Gene-expression patterns reveal underlying biological processes in Kawasaki disease

Background: Kawasaki disease (KD) is an acute self-limited vasculitis and the leading cause of acquired heart disease in children in developed countries. No etiologic agent(s) has been identified, and the processes that mediate formation of coronary artery aneurysms and abatement of fever following treatment with intravenous immunoglobulin (IVIG) remain poorly understood. Results: In an initial survey, we used DNA microarrays to examine patterns of gene expression in peripheral whole blood from 20 children with KD; each was sampled during the acute, subacute, and convalescent phases of the illness. Acute KD was characterized by increased relative abundance of gene transcripts associated with innate immune and proinflammatory responses and decreased abundance of transcripts associated with natural killer cells and CD8(+) lymphocytes. There was significant temporal variation in transcript levels during the acute disease phase and stabilization thereafter. We confirmed these temporal patterns in a second cohort of 64 patients, and identified additional inter-individual differences in transcript abundance.
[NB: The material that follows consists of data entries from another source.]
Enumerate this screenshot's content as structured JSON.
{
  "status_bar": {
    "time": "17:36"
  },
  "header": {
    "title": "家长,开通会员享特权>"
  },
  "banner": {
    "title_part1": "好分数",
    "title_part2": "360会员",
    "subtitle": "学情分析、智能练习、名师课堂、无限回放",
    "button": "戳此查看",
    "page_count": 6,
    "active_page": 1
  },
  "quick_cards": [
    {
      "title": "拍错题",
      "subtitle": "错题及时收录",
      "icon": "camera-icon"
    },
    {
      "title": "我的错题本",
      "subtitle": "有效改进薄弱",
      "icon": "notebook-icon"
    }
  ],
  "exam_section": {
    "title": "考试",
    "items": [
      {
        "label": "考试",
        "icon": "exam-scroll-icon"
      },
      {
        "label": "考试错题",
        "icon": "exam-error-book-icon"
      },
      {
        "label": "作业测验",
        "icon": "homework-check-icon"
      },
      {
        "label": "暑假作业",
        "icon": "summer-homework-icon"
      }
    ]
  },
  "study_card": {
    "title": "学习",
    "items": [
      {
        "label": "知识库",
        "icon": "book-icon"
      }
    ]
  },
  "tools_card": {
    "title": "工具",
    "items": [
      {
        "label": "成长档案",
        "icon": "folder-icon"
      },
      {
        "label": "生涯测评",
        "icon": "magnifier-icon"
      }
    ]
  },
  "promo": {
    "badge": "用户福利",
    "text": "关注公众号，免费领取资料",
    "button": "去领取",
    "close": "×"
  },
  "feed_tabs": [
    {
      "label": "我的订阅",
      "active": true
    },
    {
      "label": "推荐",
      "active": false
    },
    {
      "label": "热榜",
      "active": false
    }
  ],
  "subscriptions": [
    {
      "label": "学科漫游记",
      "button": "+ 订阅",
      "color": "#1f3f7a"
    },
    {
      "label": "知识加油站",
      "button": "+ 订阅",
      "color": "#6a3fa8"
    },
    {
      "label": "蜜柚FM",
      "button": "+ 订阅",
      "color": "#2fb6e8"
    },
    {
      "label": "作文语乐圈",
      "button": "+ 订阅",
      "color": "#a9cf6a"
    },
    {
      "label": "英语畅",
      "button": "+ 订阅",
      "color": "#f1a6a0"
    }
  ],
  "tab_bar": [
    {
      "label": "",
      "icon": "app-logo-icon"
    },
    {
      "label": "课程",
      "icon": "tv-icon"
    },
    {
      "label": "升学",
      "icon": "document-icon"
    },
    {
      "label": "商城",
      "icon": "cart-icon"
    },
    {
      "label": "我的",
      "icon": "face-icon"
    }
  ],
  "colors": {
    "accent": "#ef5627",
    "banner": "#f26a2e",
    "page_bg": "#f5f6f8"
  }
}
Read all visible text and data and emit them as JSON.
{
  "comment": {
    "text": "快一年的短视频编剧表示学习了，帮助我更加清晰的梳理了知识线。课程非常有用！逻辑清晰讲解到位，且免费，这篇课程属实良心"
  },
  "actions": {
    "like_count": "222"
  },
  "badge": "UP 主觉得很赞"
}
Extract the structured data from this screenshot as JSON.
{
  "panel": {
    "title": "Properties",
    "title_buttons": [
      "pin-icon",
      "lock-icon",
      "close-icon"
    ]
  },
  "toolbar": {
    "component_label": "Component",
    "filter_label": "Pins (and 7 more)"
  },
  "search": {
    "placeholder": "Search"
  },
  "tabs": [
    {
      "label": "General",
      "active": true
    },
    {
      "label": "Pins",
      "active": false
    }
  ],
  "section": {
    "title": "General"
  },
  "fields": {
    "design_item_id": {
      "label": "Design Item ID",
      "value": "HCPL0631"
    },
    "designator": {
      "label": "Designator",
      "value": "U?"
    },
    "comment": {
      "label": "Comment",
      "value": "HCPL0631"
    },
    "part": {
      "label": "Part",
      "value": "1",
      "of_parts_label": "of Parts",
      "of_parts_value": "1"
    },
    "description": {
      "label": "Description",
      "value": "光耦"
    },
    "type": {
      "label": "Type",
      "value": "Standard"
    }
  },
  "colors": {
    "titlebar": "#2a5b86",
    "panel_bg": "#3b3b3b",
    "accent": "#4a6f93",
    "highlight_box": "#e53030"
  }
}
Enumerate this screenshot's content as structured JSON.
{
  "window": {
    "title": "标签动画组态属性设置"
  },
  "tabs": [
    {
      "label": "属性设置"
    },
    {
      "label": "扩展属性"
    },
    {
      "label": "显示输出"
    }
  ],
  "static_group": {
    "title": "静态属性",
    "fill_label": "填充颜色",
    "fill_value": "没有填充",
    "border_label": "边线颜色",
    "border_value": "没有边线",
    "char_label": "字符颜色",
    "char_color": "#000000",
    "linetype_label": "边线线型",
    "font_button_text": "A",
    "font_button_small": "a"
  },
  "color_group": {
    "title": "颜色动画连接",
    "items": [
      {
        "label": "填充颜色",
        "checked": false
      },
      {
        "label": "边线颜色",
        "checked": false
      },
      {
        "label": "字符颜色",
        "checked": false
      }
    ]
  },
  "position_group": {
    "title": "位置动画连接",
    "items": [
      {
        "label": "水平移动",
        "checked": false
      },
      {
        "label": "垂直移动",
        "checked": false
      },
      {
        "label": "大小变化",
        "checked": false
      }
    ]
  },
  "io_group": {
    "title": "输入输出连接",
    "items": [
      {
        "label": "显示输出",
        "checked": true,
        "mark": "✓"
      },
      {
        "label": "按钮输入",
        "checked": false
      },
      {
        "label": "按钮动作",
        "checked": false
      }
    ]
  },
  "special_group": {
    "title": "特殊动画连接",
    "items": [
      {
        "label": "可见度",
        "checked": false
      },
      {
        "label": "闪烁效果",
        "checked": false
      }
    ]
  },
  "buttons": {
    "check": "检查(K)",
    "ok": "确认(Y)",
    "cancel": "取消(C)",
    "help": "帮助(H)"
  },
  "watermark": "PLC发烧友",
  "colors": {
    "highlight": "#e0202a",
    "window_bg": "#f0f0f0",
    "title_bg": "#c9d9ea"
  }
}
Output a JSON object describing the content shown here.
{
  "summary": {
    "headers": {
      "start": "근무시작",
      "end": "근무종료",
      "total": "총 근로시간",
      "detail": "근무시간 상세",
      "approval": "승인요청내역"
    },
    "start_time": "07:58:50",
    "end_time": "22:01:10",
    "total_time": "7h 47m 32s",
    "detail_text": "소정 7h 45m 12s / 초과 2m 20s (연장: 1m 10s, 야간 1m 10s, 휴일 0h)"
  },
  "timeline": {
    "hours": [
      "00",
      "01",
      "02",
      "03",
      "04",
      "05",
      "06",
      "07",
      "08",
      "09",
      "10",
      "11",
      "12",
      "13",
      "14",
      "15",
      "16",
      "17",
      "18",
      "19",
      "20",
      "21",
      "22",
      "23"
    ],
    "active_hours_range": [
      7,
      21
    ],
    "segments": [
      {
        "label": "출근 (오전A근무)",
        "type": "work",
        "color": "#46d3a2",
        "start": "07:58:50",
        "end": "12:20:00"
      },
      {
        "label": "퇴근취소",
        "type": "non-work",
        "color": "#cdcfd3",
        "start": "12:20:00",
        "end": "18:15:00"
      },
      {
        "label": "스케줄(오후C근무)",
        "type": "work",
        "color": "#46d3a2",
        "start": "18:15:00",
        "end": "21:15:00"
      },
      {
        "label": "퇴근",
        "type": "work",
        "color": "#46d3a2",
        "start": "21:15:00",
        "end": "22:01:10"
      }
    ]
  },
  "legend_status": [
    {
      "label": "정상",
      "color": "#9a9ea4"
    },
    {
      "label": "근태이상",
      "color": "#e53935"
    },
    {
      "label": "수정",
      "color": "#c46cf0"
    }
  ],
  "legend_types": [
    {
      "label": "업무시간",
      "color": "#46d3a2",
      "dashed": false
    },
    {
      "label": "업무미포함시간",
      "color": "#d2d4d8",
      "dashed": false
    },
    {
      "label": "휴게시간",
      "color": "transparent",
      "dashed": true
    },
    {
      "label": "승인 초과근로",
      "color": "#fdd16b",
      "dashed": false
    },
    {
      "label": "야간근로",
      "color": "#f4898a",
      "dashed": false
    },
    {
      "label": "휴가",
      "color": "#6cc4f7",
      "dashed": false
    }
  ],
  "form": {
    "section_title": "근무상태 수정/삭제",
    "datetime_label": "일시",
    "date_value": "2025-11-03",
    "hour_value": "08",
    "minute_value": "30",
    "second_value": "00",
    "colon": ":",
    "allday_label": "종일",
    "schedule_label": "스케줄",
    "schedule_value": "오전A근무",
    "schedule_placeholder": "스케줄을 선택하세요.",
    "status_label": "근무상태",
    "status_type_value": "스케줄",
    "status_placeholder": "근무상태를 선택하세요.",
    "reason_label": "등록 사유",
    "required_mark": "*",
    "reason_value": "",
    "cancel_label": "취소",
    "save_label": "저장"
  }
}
Notably, higher levels of transcripts of the gene for carcinoembryonic antigen-related cell adhesion molecule 1 (CEACAM1) were associated with an increased percentage of unsegmented neutrophils, fewer days of illness, higher levels of C-reactive protein, and subsequent non-response to IVIG; this last association was confirmed by quantitative reverse transcription PCR in a third cohort of 33 patients, and was independent of day of illness. Conclusion: Acute KD is characterized by dynamic and variable gene-expression programs that highlight the importance of neutrophil activation state and apoptosis in KD pathogenesis. Our findings also support the feasibility of extracting biomarkers associated with clinical prognosis from gene-expression profiles of individuals with systemic inflammatory illnesses.